The following shows how to configure GE1/0/2 as a trunk interface, add it to VLAN 100, and verify the configuration:
[HUAWEI] interface gigabitethernet 1/0/2 [HUAWEI-GigabitEthernet1/0/2] port link-type trunk [HUAWEI-GigabitEthernet1/0/2] port trunk allow-pass vlan 100 [HUAWEI-GigabitEthernet1/0/2] quit [HUAWEI] display port vlan gigabitethernet 1/0/2 Port Link Type PVID Trunk VLAN List ------------------------------------------------------------------------------- GigabitEthernet1/0/2 trunk 1 1 100
Hybrid Interface
- Run the interface interface-type interface-number command to enter the view of the Ethernet interface to be added to the VLAN.
- Run the port link-type hybrid command to configure the Ethernet interface as a hybrid interface.
- Run the following commands as required:
- port hybrid untagged vlan { { vlan-id1 [ to vlan-id2 ] } &<1-10> | all }: The hybrid interface is added to the VLAN in untagged mode and the interface will remove VLAN tags of frames before sending frames.
- port hybrid tagged vlan { { vlan-id1 [ to vlan-id2 ] } &<1-10> | all }: The hybrid interface is added to the VLAN in tagged mode and the interface will forward frames without removing VLAN tags of frames.

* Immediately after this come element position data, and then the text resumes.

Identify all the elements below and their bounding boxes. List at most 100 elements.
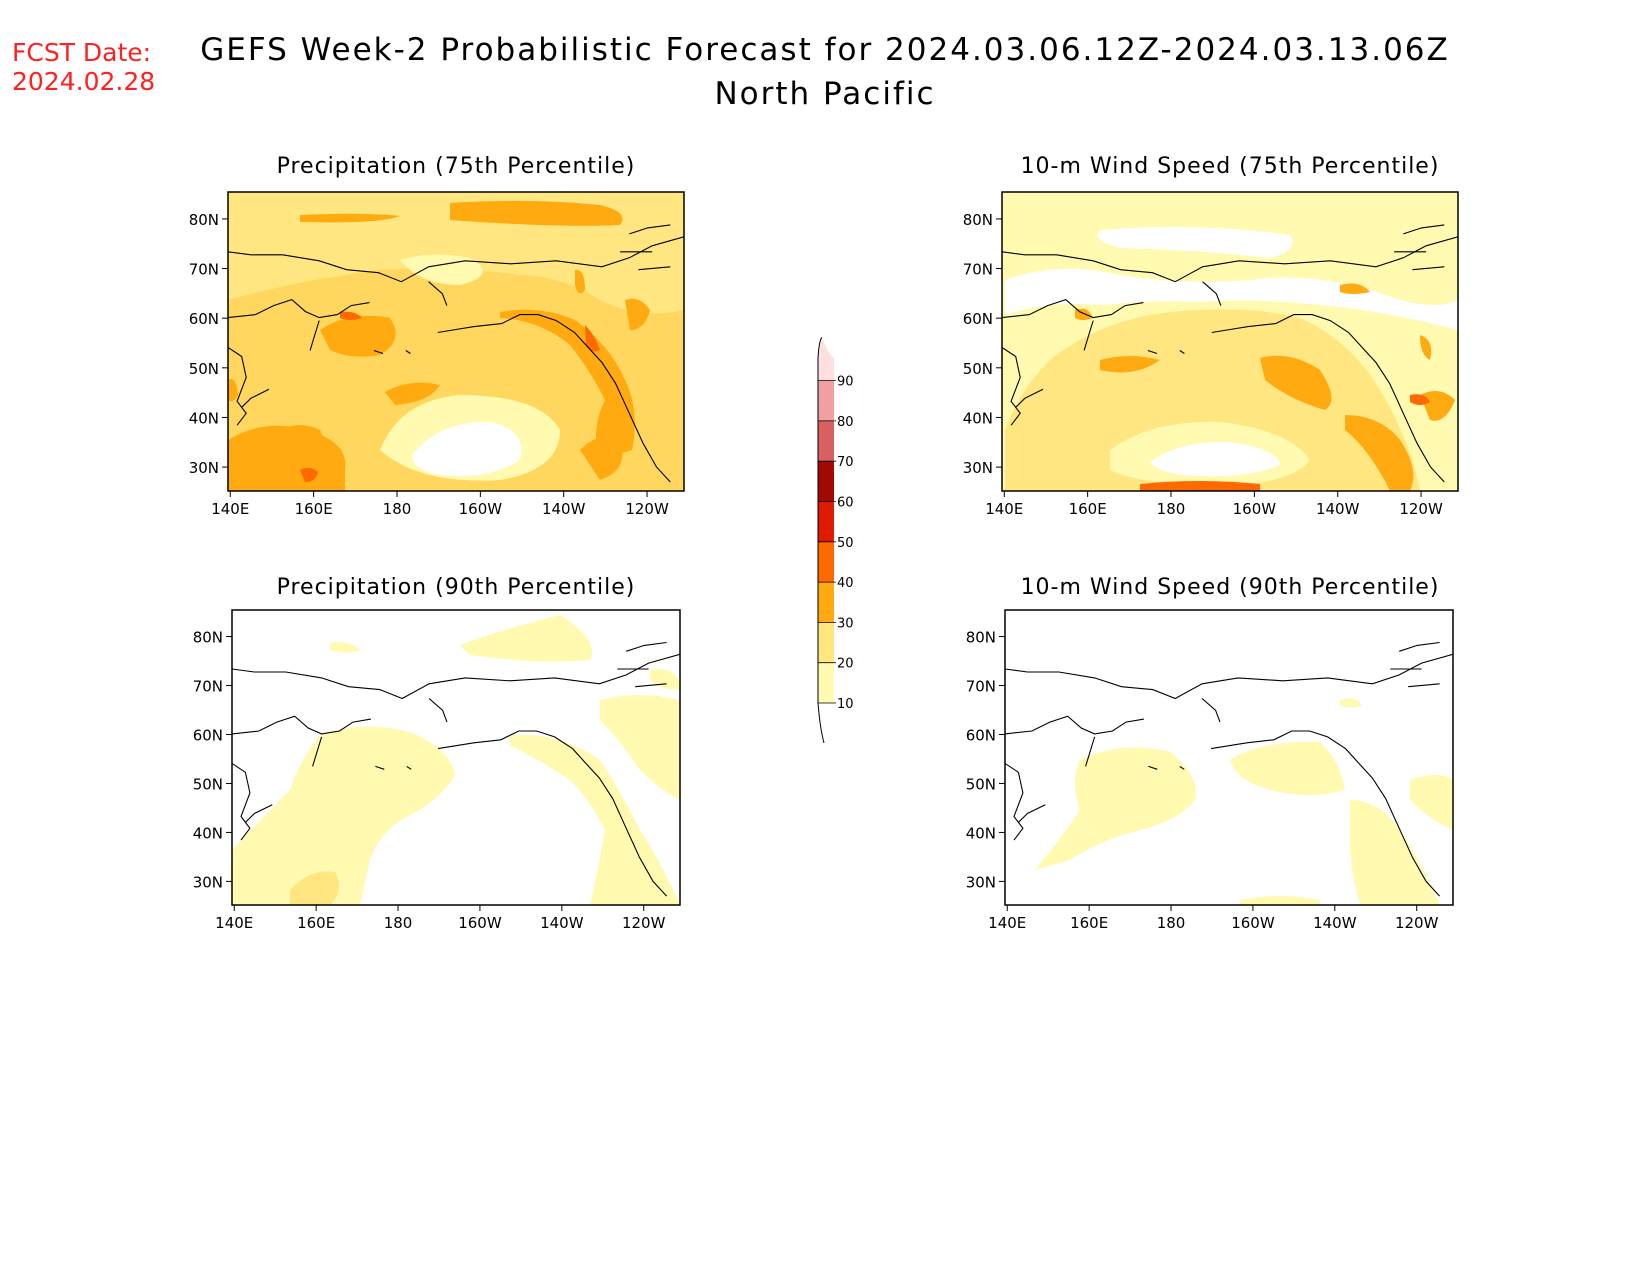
colorbar-swatch <box>818 622 834 663</box>
lat-label: 30N <box>966 873 996 891</box>
lon-label: 140W <box>1313 914 1357 932</box>
coastline <box>232 653 680 700</box>
colorbar-label: 50 <box>837 536 854 551</box>
coastline <box>1394 224 1445 271</box>
lat-label: 80N <box>963 211 993 229</box>
panel-title: Precipitation (75th Percentile) <box>277 154 636 179</box>
coastline <box>1002 347 1021 426</box>
coastline <box>1147 349 1185 355</box>
lat-label: 70N <box>189 261 219 279</box>
coastline <box>1005 715 1144 735</box>
lon-label: 140E <box>988 914 1026 932</box>
colorbar-swatch <box>818 501 834 542</box>
colorbar-swatch <box>818 541 834 583</box>
lon-label: 160E <box>1069 500 1107 518</box>
lon-label: 120W <box>1395 914 1439 932</box>
lat-label: 80N <box>966 629 996 647</box>
coastline-group <box>1005 641 1453 897</box>
coastline <box>1005 653 1453 700</box>
coastline <box>312 736 323 767</box>
colorbar: 10 20 30 40 50 60 70 80 90 <box>817 336 854 744</box>
coastline <box>1211 730 1441 897</box>
coastline <box>1002 236 1458 283</box>
lat-label: 30N <box>189 459 219 477</box>
lon-label: 140E <box>985 500 1023 518</box>
precip-90-contours <box>232 610 680 905</box>
colorbar-head <box>817 336 823 359</box>
coastline <box>232 715 371 735</box>
lon-label: 140E <box>215 914 253 932</box>
colorbar-swatch <box>818 420 834 462</box>
coastline <box>228 298 370 319</box>
lat-label: 50N <box>193 775 223 793</box>
coastline <box>620 224 671 271</box>
coastline <box>438 730 668 897</box>
coastline <box>232 762 251 841</box>
lat-label: 80N <box>193 629 223 647</box>
lat-label: 50N <box>963 360 993 378</box>
page-title: GEFS Week-2 Probabilistic Forecast for 2… <box>200 32 1450 68</box>
coastline <box>1085 736 1096 767</box>
coastline <box>428 281 448 306</box>
lat-label: 40N <box>189 409 219 427</box>
page-subtitle: North Pacific <box>714 76 936 112</box>
colorbar-label: 10 <box>837 697 854 712</box>
panel-wind-75: 10-m Wind Speed (75th Percentile) <box>1001 154 1459 492</box>
colorbar-label: 40 <box>837 576 854 591</box>
lat-label: 30N <box>963 459 993 477</box>
colorbar-label: 90 <box>837 375 854 390</box>
lon-label: 180 <box>1157 914 1186 932</box>
lat-label: 30N <box>193 873 223 891</box>
lat-label: 70N <box>966 678 996 696</box>
lon-label: 120W <box>625 500 669 518</box>
coastline <box>373 349 411 355</box>
coastline <box>1005 762 1024 841</box>
colorbar-swatch <box>818 662 834 703</box>
colorbar-label: 80 <box>837 415 854 430</box>
lat-label: 60N <box>193 726 223 744</box>
lon-label: 140W <box>1316 500 1360 518</box>
colorbar-swatch <box>818 582 834 623</box>
colorbar-tail <box>817 702 825 744</box>
colorbar-swatch <box>818 380 834 421</box>
wind-90-contours <box>1005 610 1453 905</box>
coastline <box>375 765 412 770</box>
coastline-group <box>232 641 680 897</box>
lon-label: 160E <box>1070 914 1108 932</box>
lat-label: 80N <box>189 211 219 229</box>
colorbar-swatch <box>818 337 834 381</box>
coastline <box>1015 388 1044 408</box>
lat-label: 70N <box>193 678 223 696</box>
coastline <box>437 314 671 483</box>
coastline <box>1002 298 1144 319</box>
lon-label: 160E <box>297 914 335 932</box>
lon-label: 140E <box>211 500 249 518</box>
wind-75-contours <box>1002 192 1458 491</box>
axis-ticks: 80N 70N 60N 50N 40N 30N 140E 160E 180 160W 140W 120… <box>189 211 1443 932</box>
lon-label: 180 <box>384 914 413 932</box>
coastline <box>241 388 270 408</box>
lon-label: 160W <box>459 500 503 518</box>
lat-label: 70N <box>963 261 993 279</box>
coastline <box>428 698 448 723</box>
coastline <box>1148 765 1185 770</box>
lat-label: 60N <box>963 310 993 328</box>
panel-title: 10-m Wind Speed (90th Percentile) <box>1021 575 1440 600</box>
coastlines <box>228 224 1458 897</box>
lon-label: 160E <box>295 500 333 518</box>
panel-precip-90: Precipitation (90th Percentile) <box>231 575 681 906</box>
coastline <box>1211 314 1445 483</box>
colorbar-label: 30 <box>837 616 854 631</box>
coastline <box>228 236 684 283</box>
lat-label: 50N <box>189 360 219 378</box>
lat-label: 40N <box>966 824 996 842</box>
colorbar-label: 60 <box>837 496 854 511</box>
coastline <box>228 347 247 426</box>
coastline <box>1083 320 1094 351</box>
lat-label: 40N <box>193 824 223 842</box>
lat-label: 40N <box>963 409 993 427</box>
panel-title: 10-m Wind Speed (75th Percentile) <box>1021 154 1440 179</box>
lon-label: 140W <box>542 500 586 518</box>
coastline-group <box>1002 224 1458 483</box>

- (Optional) Run the port hybrid pvid vlan vlan-id command to configure the default VLAN for the hybrid interface.
The following shows how to configure GE1/0/3 as a hybrid interface, add it to VLAN 100, and verify the configuration:
[HUAWEI] interface gigabitethernet 1/0/3 [HUAWEI-GigabitEthernet1/0/3] port link-type hybrid [HUAWEI-GigabitEthernet1/0/3] port hybrid tagged vlan 100 [HUAWEI-GigabitEthernet1/0/3] quit [HUAWEI] display port vlan gigabitethernet 1/0/3 Port Link Type PVID Trunk VLAN List ------------------------------------------------------------------------------- GigabitEthernet1/0/3 hybrid 1 100
Other VLAN Configurations
For more details about VLANs, for example, configuring the management VLAN, inter-VLAN communication on layer 3 switches, port isolation, and transparent transmission of protocol packets in a VLAN, refer to "VLAN Configuration" in the S12700 V200R013C00 Configuration Guide - Ethernet Switching Configuration Guide.